Vor dem Hintergrund dieser alpinhistorischen Ereignisse, die im vorliegenden Brief- und Aufzeichnungsband auch meist nur am Rande angedeutet werden, in deren Bann man aber automatisch gezogen wird, erhebt sich Messner keineswegs über die Leistungen seiner Vorgänger oder Mitstreiter – neben Peter Habeler sei hier Hans Kammerlander stellvertretend für viele andere genannt. Tragisch genug ist auch der in der Öffentlichkeit vielfach diskutierte und unterschiedlich dargestellte Tod Günther Messners beim Abstieg an der Diamirflanke 1970. Erst viele Jahre später findet man im ausgeaperten Gletscher sterbliche Überreste des Verunglückten, was Reinhold Messner 2005 endlich die Gewissheit gibt, dass sein Bruder von einer Lawine verschüttet wurde und ihm im Rahmen einer Feuerbestattung die Möglichkeit gibt, endgültig Abschied zu nehmen.

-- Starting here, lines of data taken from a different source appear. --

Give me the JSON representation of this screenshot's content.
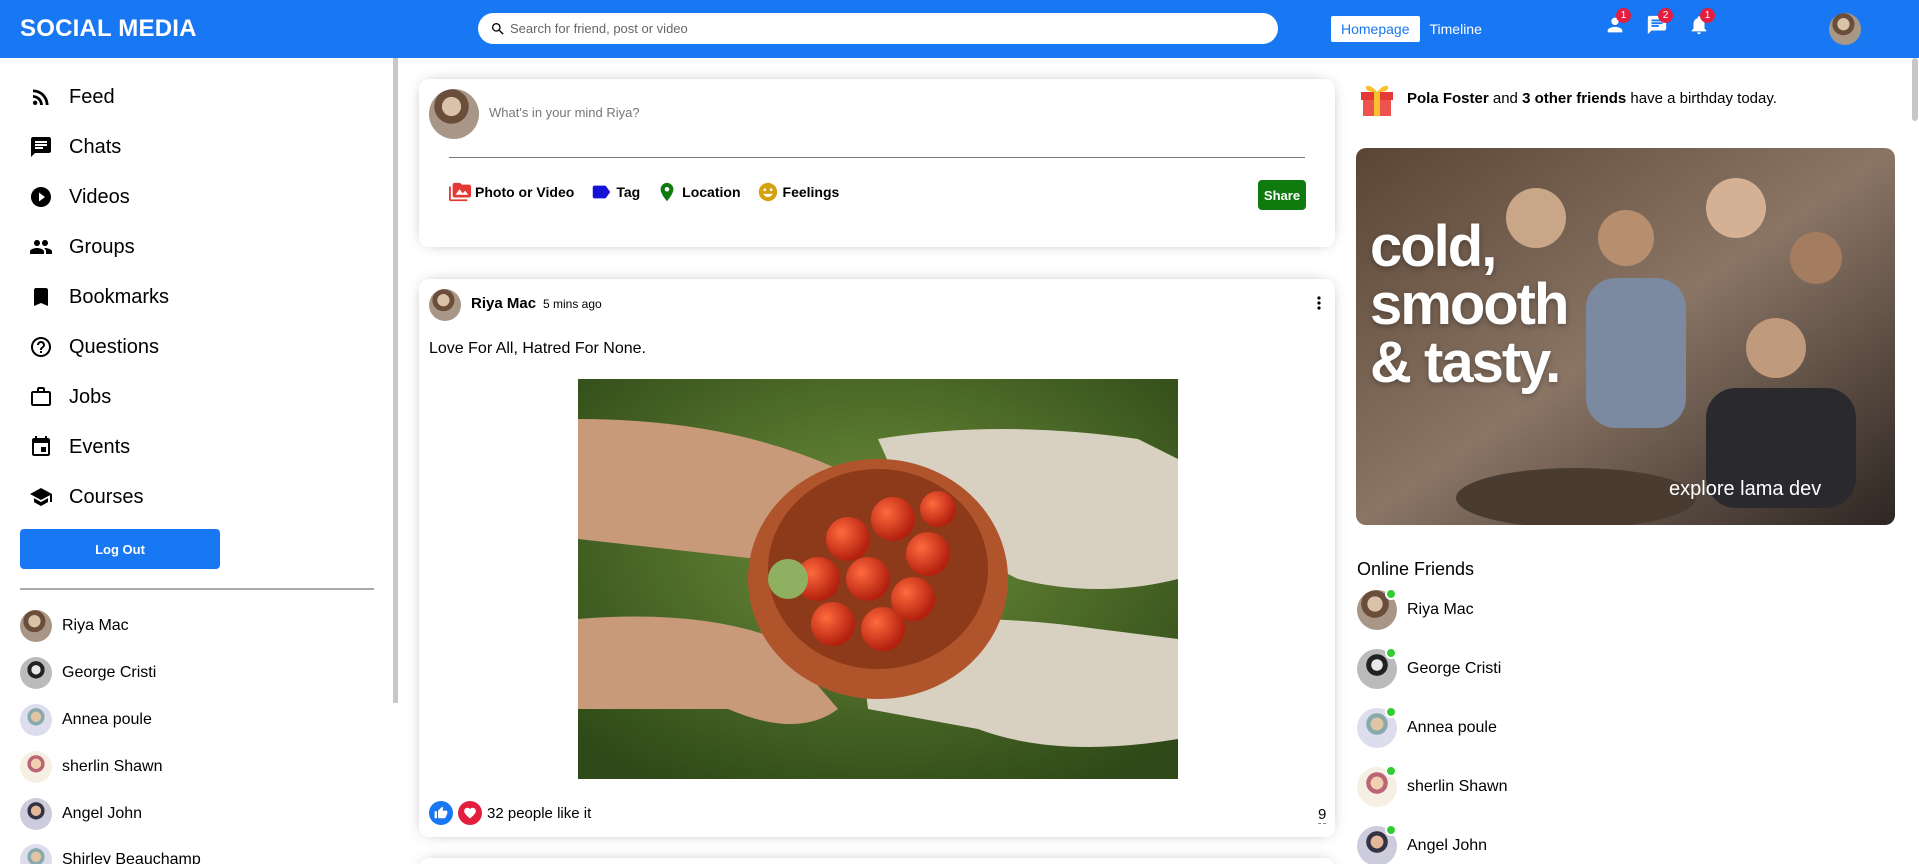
{
  "app": {
    "title": "SOCIAL MEDIA",
    "accent": "#1877f2"
  },
  "search": {
    "placeholder": "Search for friend, post or video"
  },
  "nav": {
    "homepage": "Homepage",
    "timeline": "Timeline"
  },
  "notifications": {
    "friends": "1",
    "messages": "2",
    "alerts": "1"
  },
  "sidebar": {
    "items": [
      {
        "label": "Feed",
        "icon": "rss-feed-icon"
      },
      {
        "label": "Chats",
        "icon": "chat-icon"
      },
      {
        "label": "Videos",
        "icon": "play-circle-icon"
      },
      {
        "label": "Groups",
        "icon": "group-icon"
      },
      {
        "label": "Bookmarks",
        "icon": "bookmark-icon"
      },
      {
        "label": "Questions",
        "icon": "help-icon"
      },
      {
        "label": "Jobs",
        "icon": "work-icon"
      },
      {
        "label": "Events",
        "icon": "event-icon"
      },
      {
        "label": "Courses",
        "icon": "school-icon"
      }
    ],
    "logout_label": "Log Out",
    "friends": [
      "Riya Mac",
      "George Cristi",
      "Annea poule",
      "sherlin Shawn",
      "Angel John",
      "Shirley Beauchamp"
    ]
  },
  "share": {
    "placeholder": "What's in your mind Riya?",
    "options": [
      "Photo or Video",
      "Tag",
      "Location",
      "Feelings"
    ],
    "share_label": "Share",
    "share_color": "#0f7b0f"
  },
  "post": {
    "username": "Riya Mac",
    "date": "5 mins ago",
    "text": "Love For All, Hatred For None.",
    "likes": "32 people like it",
    "comments": "9"
  },
  "birthday": {
    "name": "Pola Foster",
    "others": "3 other friends",
    "suffix": " have a birthday today.",
    "joiner": " and "
  },
  "ad": {
    "title_line1": "cold,",
    "title_line2": "smooth",
    "title_line3": "& tasty.",
    "subtitle": "explore lama dev"
  },
  "online": {
    "title": "Online Friends",
    "friends": [
      "Riya Mac",
      "George Cristi",
      "Annea poule",
      "sherlin Shawn",
      "Angel John"
    ]
  }
}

Im Zentrum der Briefe und Tagebucheinträge Messners und seiner kühnen Vorstreiter steht immer wieder das Verhältnis zwischen der Sehnsucht des Bergsteigens selbst, dem unabänderlichen Reiz des Abenteuers, bislang für unmöglich gehaltene Routen zu entdecken und damit ein Stück Alpingeschichte zu schreiben, sowie der Sehnsucht nach Hause zurückzukehren. Dort warteten die Lieben daheim oft Wochen, ja Monate, auf Nachrichten aus der Ferne: Damals wurden Briefe von Läufern dem nächstgelegenen Ort übergeben, um über viele Wege und schließlich per Luftpost die Empfänger zu erreichen. Zugleich erzählen die Briefe, wie Messner selbst schreibt, „das Höhenbergsteigen meiner Zeit – mit meinen Briefen aus den letzten fünfzig Jahren –, und sie sind, ergänzt um Schlüsselbriefe aus erster Hand aus 200 Jahren Himalaya-Sehnsucht, wohl die authentischste Form der Berichterstattung aus dem Schneeland.“

Vor allem mit den Briefen nach 2010 eröffnet sich dabei auch ein sehr kritischer Blick auf die Entwicklung des Alpinismus – seine touristische Vermarktung, die gerade in Nepal oder Pakistan zur Existenzgrundlage vieler Einheimischer geworden ist. Messner, der seit vielen Jahren ein Hilfsprojekt für die Bergvölker des Himalaya betreibt, sieht dabei zwei einander gegenüberstehende Formen als Problem: zum einen den „Pistenalpinismus“ großer Reiseveranstalter, die Jahr für Jahr Tausende von zum Teil ungeübten Bergsteigern anlocken, die es ohne die moderne Infrastruktur in der Komfortzone und die Hilfe der Sherpas allein nie auf die Gipfel der Achttausender schaffen würden, zum anderen das „parasitäre Bergsteigen“ vieler einzelner Individualtouristen, die sich der vorgegebenen Routen bedienen und so den Unmut der Bergführer auf sich ziehen. Beides führe zur Zerstörung der einzigartigen, majestätischen Bergwelt am Dach der Welt und habe „das traditionelle Bergsteigen ad absurdum geführt“.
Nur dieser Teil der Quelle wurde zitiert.